When the paintings are viewed in conjunction with the catalogue notes, the tendentious undercurrents of this show emerge. The exhibition is then found to be laced with unsuspected polemics, bristling with implied claims and rejected critical interpretations, buzzing with the indistinct noise of long-past agons, reeking, finally, with the sulphurous smell of advantages (imaginary or real) won and lost on the “gas-chamber white walls” of the galleries Still now despises.
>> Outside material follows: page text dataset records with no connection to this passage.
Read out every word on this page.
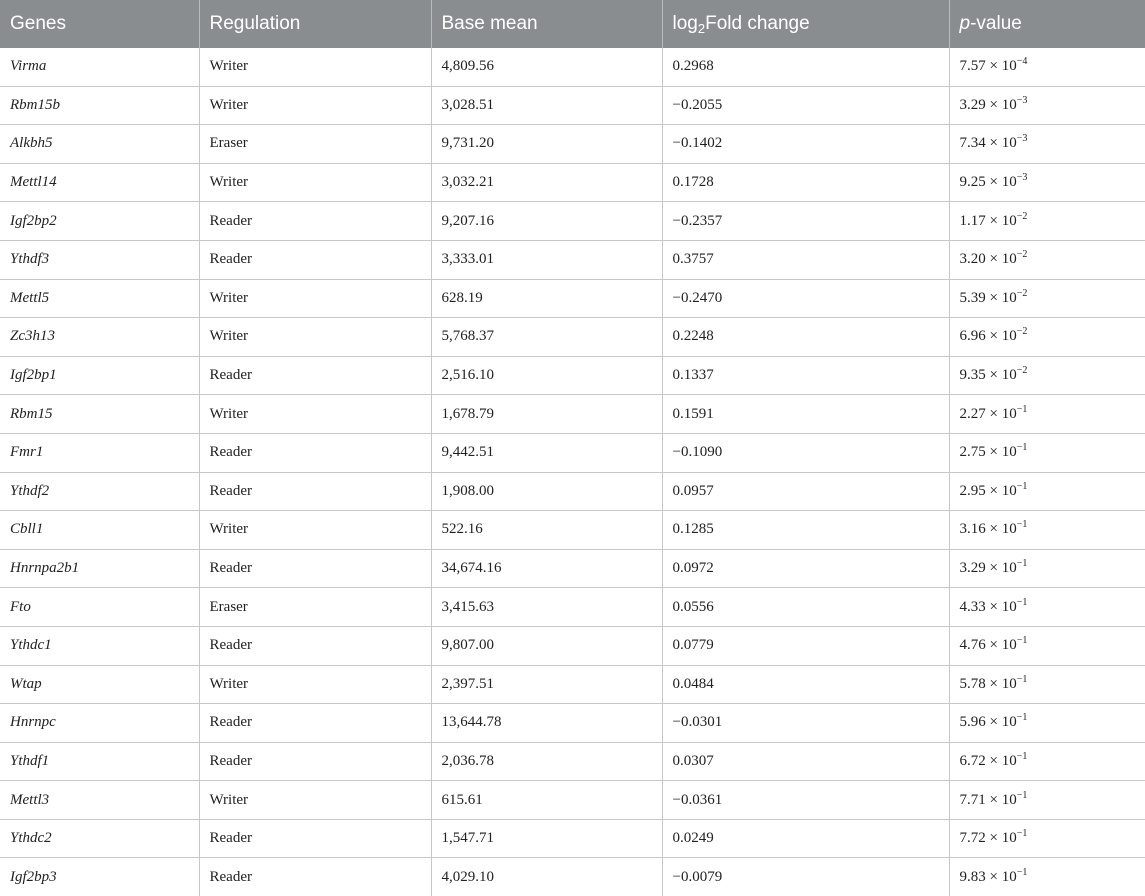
Genes	Regulation	Base mean	$\log_2Fold$ change	p-value
Virma	Writer	4,809.56	0.2968	$7.57 \times 10^{-4}$
Rbm15b	Writer	3,028.51	−0.2055	$3.29 \times 10^{-3}$
Alkbh5	Eraser	9,731.20	−0.1402	$7.34 \times 10^{-3}$
Mettl14	Writer	3,032.21	0.1728	$9.25 \times 10^{-3}$
Igf2bp2	Reader	9,207.16	−0.2357	$1.17 \times 10^{-2}$
Ythdf3	Reader	3,333.01	0.3757	$3.20 \times 10^{-2}$
Mettl5	Writer	628.19	−0.2470	$5.39 \times 10^{-2}$
Zc3h13	Writer	5,768.37	0.2248	$6.96 \times 10^{-2}$
Igf2bp1	Reader	2,516.10	0.1337	$9.35 \times 10^{-2}$
Rbm15	Writer	1,678.79	0.1591	$2.27 \times 10^{-1}$
Fmr1	Reader	9,442.51	−0.1090	$2.75 \times 10^{-1}$
Ythdf2	Reader	1,908.00	0.0957	$2.95 \times 10^{-1}$
Cbll1	Writer	522.16	0.1285	$3.16 \times 10^{-1}$
Hnrnpa2b1	Reader	34,674.16	0.0972	$3.29 \times 10^{-1}$
Fto	Eraser	3,415.63	0.0556	$4.33 \times 10^{-1}$
Ythdc1	Reader	9,807.00	0.0779	$4.76 \times 10^{-1}$
Wtap	Writer	2,397.51	0.0484	$5.78 \times 10^{-1}$
Hnrnpc	Reader	13,644.78	−0.0301	$5.96 \times 10^{-1}$
Ythdf1	Reader	2,036.78	0.0307	$6.72 \times 10^{-1}$
Mettl3	Writer	615.61	−0.0361	$7.71 \times 10^{-1}$
Ythdc2	Reader	1,547.71	0.0249	$7.72 \times 10^{-1}$
Igf2bp3	Reader	4,029.10	−0.0079	$9.83 \times 10^{-1}$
The note, for instance, to an almost all-black 1951 canvas in the donation discloses that the painting, tainted in an unspecified way during its exhibition at the Betty Parsons Gallery, was subsequently repainted by the artist as an “expression of reclamation after what he felt to be its violation by its public exposure.” Many paintings are documented in the already familiar Still manner, that is, not only with the dates and places of their public exhibitions, but also with notes on private viewings by “artists” and/or “friends”—as if the fact of such a display might notarize the date of execution, or establish the position of the painting in some ideal hierarchy of achievements, or, more simply, as a pugnacious entry in the self-regarding battle of who influenced whom and when.

In a Map of Misreading, Harold Bloom writes appositely about the “guilt of belatedness” that characterizes our culture. Still appears to be a victim of such racetrack thinking. Perhaps it is utopian to expect disinterest, but one would prefer one’s major artists to keep their eyes off the tote board.